Anyway, I’m reasonably happy with these apps but of course it’d be better if I didn’t need to give my reading history to a third party, so I started wondering how difficult it would be to write one of these things myself. Turns out it’s quite easy. There are two obvious options:

Option 1. Download the page and attempt to parse the HTML manually. This seems like it would initially be easy but fixing annoyances would be hard — for example, what if JavaScript is required to generate the page? This led me to choose:

Option 2. Remote-control a browser and extract the useful portions of the page in browser context.

Obviously, you don’t actually need a complete browser — in particular, you don’t need a user interface — but you do need most of it — JavaScript engine, cookies, everything related to the DOM, and so on. Enter Chromium Embedded Framework (CEF), and in particular Chromium Embedded Framework for Python

The Chromium Embedded Framework is effectively a completely Chromium browser without, uh, the chrome. You get complete control over what it loads and what it runs, and have access to the DOM, via JavaScript. This is great from a Pocket-cloning perspective because several JavaScript projects exist to provide a “readable Web page” experience, such as the original Readability.js which was the inspiration behind Firefox and Safari's “Reader View”.

The process, then, is:

  • Retrieve page using CEF.
  • Inject readability.js and wait for it to complete
  • Siphon out the HTML created by readability.js
  • Store this in a database
  • User accounts and Web UI for stored data
  • App to sync the stored data and view it offline
  • ???
  • Profit (Warning: neither Instapaper nor Pocket have figured out what “???” is)
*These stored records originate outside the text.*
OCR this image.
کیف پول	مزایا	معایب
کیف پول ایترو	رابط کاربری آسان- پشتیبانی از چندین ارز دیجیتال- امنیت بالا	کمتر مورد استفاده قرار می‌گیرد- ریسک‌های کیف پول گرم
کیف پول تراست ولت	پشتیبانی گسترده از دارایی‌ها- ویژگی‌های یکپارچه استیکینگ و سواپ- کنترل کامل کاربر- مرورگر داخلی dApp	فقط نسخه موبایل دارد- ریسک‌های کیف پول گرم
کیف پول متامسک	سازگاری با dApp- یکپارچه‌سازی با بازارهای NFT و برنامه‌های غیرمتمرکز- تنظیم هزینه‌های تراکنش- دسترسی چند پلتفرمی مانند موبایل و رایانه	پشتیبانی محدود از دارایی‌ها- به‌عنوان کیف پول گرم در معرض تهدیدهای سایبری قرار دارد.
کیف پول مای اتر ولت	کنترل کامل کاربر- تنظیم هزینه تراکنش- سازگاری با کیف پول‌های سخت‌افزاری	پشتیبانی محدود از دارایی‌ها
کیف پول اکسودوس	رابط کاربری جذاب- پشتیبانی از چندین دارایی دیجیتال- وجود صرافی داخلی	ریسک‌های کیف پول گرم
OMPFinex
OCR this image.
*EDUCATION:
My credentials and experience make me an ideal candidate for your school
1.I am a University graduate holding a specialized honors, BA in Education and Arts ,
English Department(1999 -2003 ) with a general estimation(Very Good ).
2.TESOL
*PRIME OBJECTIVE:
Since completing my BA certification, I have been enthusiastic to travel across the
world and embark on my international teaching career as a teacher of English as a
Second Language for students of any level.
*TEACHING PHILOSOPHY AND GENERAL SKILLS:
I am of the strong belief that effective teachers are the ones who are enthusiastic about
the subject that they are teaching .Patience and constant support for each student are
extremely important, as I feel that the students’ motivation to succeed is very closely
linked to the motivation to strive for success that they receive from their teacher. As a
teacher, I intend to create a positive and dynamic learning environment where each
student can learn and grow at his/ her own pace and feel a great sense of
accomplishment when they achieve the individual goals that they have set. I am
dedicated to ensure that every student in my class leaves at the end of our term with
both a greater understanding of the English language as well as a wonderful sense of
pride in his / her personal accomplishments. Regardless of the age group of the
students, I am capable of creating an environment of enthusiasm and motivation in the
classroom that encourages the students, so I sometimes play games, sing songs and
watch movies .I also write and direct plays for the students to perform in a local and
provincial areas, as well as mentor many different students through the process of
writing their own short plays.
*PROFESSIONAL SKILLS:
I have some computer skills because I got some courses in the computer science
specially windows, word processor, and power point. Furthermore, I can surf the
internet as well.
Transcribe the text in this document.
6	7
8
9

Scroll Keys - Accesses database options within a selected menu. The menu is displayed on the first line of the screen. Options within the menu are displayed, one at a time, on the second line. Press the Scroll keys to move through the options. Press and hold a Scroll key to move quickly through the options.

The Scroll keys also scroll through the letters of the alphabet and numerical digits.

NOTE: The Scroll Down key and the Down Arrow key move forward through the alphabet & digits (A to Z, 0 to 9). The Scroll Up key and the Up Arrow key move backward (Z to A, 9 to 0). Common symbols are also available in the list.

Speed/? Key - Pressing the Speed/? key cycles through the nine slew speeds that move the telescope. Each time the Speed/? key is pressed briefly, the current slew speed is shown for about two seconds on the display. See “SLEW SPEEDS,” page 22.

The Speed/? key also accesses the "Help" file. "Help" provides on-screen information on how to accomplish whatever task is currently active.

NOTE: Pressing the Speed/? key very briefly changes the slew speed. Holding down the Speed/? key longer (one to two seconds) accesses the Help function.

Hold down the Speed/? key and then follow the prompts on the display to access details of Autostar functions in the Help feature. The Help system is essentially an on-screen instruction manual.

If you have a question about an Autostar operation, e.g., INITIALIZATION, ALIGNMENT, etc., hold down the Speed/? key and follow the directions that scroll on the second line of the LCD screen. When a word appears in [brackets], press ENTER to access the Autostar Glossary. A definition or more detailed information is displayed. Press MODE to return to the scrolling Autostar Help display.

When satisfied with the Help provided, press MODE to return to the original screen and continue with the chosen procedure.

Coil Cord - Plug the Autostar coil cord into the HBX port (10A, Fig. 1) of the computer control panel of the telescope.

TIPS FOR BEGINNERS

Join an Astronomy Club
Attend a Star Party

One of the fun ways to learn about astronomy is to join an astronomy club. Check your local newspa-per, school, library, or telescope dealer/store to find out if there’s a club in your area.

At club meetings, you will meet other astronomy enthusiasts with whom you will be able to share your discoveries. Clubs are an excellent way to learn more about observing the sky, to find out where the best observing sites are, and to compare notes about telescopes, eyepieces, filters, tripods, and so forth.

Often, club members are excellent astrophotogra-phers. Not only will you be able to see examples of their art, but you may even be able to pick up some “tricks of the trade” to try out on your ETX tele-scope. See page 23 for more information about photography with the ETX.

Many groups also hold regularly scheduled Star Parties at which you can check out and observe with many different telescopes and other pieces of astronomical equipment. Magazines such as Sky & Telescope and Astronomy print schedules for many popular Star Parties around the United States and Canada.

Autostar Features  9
… but so far I only have the first three steps of the process to demonstrate to you.

git clone https://github.com/nfd/cefpythondemo
cd cefpythondemo
git clone https://github.com/nfd/readability-js
pip install cefpython3
python readabilitydemo.py <url to download>

This will store a file named readable.html in the current working directory. Unfortunately Python 2 is required — this is a limitation of cefpython. Tested on a Mac — some changes may be required for other systems.

Future work: readability.js is a bit old now and doesn’t work for some pages. Also, it’s useful to store images, sometimes, which readability.js doesn’t do. Since we’re running a full browser it’s also possible to take screenshots (of the hidden display), which would be useful for various things. Lots of finessing would be required around timeouts, resource limits, and clean-up before I’d put this thing on a server. And of course it needs an app to be actually useful.